Kepulangan 11 Warga Psp Eks Gafatar Disambut Isak Tangis Keluarga

PADANGSIDIMPUAN, SUARATAPANULI.COM – Setelah tiga bulan berpisah dari sanak keluarga mereka, 11 warga Kota Padangsidimpuan (Psp) eks anggota Gerakan Fajar Nusantara (Gafatar) kembali dari Kalimantan ke Kota Salak itu, Senin (11/4). Isak tangis sanak saudara menyambut mereka saat turun dari mobil jemputan di halaman Kantor Walikota Psp.

Ke-11 warga itu diantaranya 6 orang dewasa dan 5 anak-anak. Satu diantaranya yang dikenal sebagai petinggi ormas terlarang itu yang bernama Aminulah Siregar. Sebelum eksodus ke Kalimantan, Aminulah merupakan pegawai negeri sipil (PNS) di Pemko Psp.

Ilustrasi Ilustrasi

Sekdakot Psp Zulfeddi Simamora mengatakan, kepulangan warganya itu disambut gembira oleh semua pihak, khususnya oleh keluarga mereka. Mereka kemudian diberi pembinaan dan pengarahan. Lalu dikembalikan ke rumah keluarga masing-masing. “Proses pemulangannya tadi dengan diantar langsung oleh Camatnya dari Psp Tenggara dan Psp Utara,” ujar Sekdakot.

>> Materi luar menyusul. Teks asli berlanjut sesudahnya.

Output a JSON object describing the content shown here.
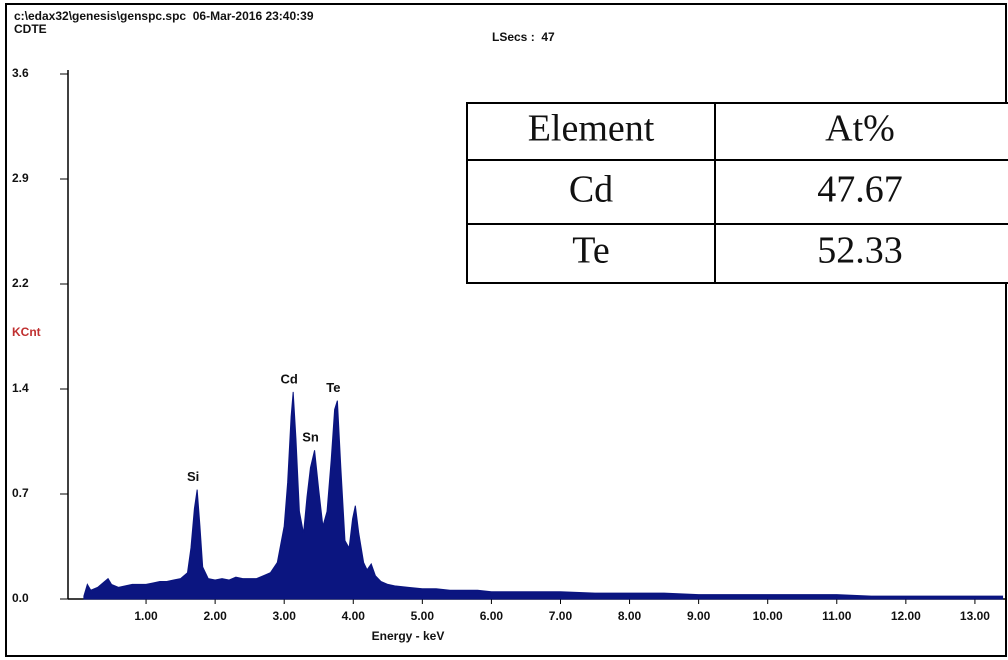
{
  "header": {
    "file": "c:\\edax32\\genesis\\genspc.spc  06-Mar-2016 23:40:39",
    "sample": "CDTE",
    "lsecs": "LSecs :  47"
  },
  "chart_data": {
    "type": "area",
    "ylabel": "KCnt",
    "xlabel": "Energy - keV",
    "x": [
      0.1,
      0.15,
      0.2,
      0.3,
      0.4,
      0.45,
      0.5,
      0.6,
      0.7,
      0.8,
      0.9,
      1.0,
      1.1,
      1.2,
      1.3,
      1.4,
      1.5,
      1.6,
      1.65,
      1.7,
      1.74,
      1.78,
      1.82,
      1.9,
      2.0,
      2.1,
      2.2,
      2.3,
      2.4,
      2.5,
      2.6,
      2.7,
      2.8,
      2.9,
      3.0,
      3.05,
      3.1,
      3.13,
      3.17,
      3.22,
      3.28,
      3.33,
      3.38,
      3.44,
      3.5,
      3.56,
      3.62,
      3.68,
      3.73,
      3.77,
      3.82,
      3.88,
      3.94,
      3.99,
      4.03,
      4.08,
      4.15,
      4.2,
      4.26,
      4.32,
      4.4,
      4.5,
      4.6,
      4.8,
      5.0,
      5.2,
      5.4,
      5.6,
      5.8,
      6.0,
      6.5,
      7.0,
      7.5,
      8.0,
      8.5,
      9.0,
      9.5,
      10.0,
      10.5,
      11.0,
      11.5,
      12.0,
      12.5,
      13.0,
      13.4
    ],
    "series": [
      {
        "color": "#0b1580",
        "values": [
          0.02,
          0.1,
          0.06,
          0.08,
          0.12,
          0.14,
          0.1,
          0.08,
          0.09,
          0.1,
          0.1,
          0.1,
          0.11,
          0.12,
          0.12,
          0.13,
          0.14,
          0.18,
          0.35,
          0.62,
          0.75,
          0.5,
          0.22,
          0.14,
          0.13,
          0.14,
          0.13,
          0.15,
          0.14,
          0.14,
          0.14,
          0.16,
          0.18,
          0.25,
          0.5,
          0.8,
          1.25,
          1.42,
          1.1,
          0.6,
          0.45,
          0.7,
          0.9,
          1.02,
          0.75,
          0.5,
          0.6,
          0.95,
          1.3,
          1.36,
          0.9,
          0.4,
          0.35,
          0.55,
          0.64,
          0.45,
          0.25,
          0.2,
          0.24,
          0.16,
          0.12,
          0.1,
          0.09,
          0.08,
          0.07,
          0.07,
          0.06,
          0.06,
          0.06,
          0.05,
          0.05,
          0.05,
          0.04,
          0.04,
          0.04,
          0.03,
          0.03,
          0.03,
          0.03,
          0.03,
          0.02,
          0.02,
          0.02,
          0.02,
          0.02
        ]
      }
    ],
    "annotations": [
      {
        "text": "Si",
        "x": 1.74
      },
      {
        "text": "Cd",
        "x": 3.13
      },
      {
        "text": "Sn",
        "x": 3.44
      },
      {
        "text": "Te",
        "x": 3.77
      }
    ],
    "xlim": [
      -0.13,
      13.45
    ],
    "xticks": [
      {
        "value": 1,
        "label": "1.00"
      },
      {
        "value": 2,
        "label": "2.00"
      },
      {
        "value": 3,
        "label": "3.00"
      },
      {
        "value": 4,
        "label": "4.00"
      },
      {
        "value": 5,
        "label": "5.00"
      },
      {
        "value": 6,
        "label": "6.00"
      },
      {
        "value": 7,
        "label": "7.00"
      },
      {
        "value": 8,
        "label": "8.00"
      },
      {
        "value": 9,
        "label": "9.00"
      },
      {
        "value": 10,
        "label": "10.00"
      },
      {
        "value": 11,
        "label": "11.00"
      },
      {
        "value": 12,
        "label": "12.00"
      },
      {
        "value": 13,
        "label": "13.00"
      }
    ],
    "ylim": [
      0,
      3.6
    ],
    "yticks": [
      {
        "value": 0,
        "label": "0.0"
      },
      {
        "value": 0.72,
        "label": "0.7"
      },
      {
        "value": 1.44,
        "label": "1.4"
      },
      {
        "value": 2.16,
        "label": "2.2"
      },
      {
        "value": 2.88,
        "label": "2.9"
      },
      3.6
    ]
  },
  "table": {
    "header": [
      "Element",
      "At%"
    ],
    "rows": [
      [
        "Cd",
        "47.67"
      ],
      [
        "Te",
        "52.33"
      ]
    ]
  }
}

Pemko Psp berjanji akan menyekolahkan kembali anak-anak eks Gafatar ini. Sedangkan yang tidak bekerja akan difasilitasi untuk mendapatkan pekerjaannya sesuai keahlian mereka.

Ke-11 warga itu diantaranya, Irsan Dalimunthe (25 tahun/lajang), Abdul Hakim (28 tahun/lajang), Enuh Rahyat (32 tahun/suami), Mira Lisda Silitonga (30 tahun/istri), Fadli Selamat Ruhyat (9 tahun/anak), Firman Ruhyat (6 tahun/anak), Pandu Prabu Dinata (1 tahun/anak), Aminulah Siregar (41 tahun/suami), Nur Asia Hutasuhut (34 tahun/istri), Nabila Ceisya Siregar (9 tahun/anak), M Iqbal Siregar (5 tahun/anak).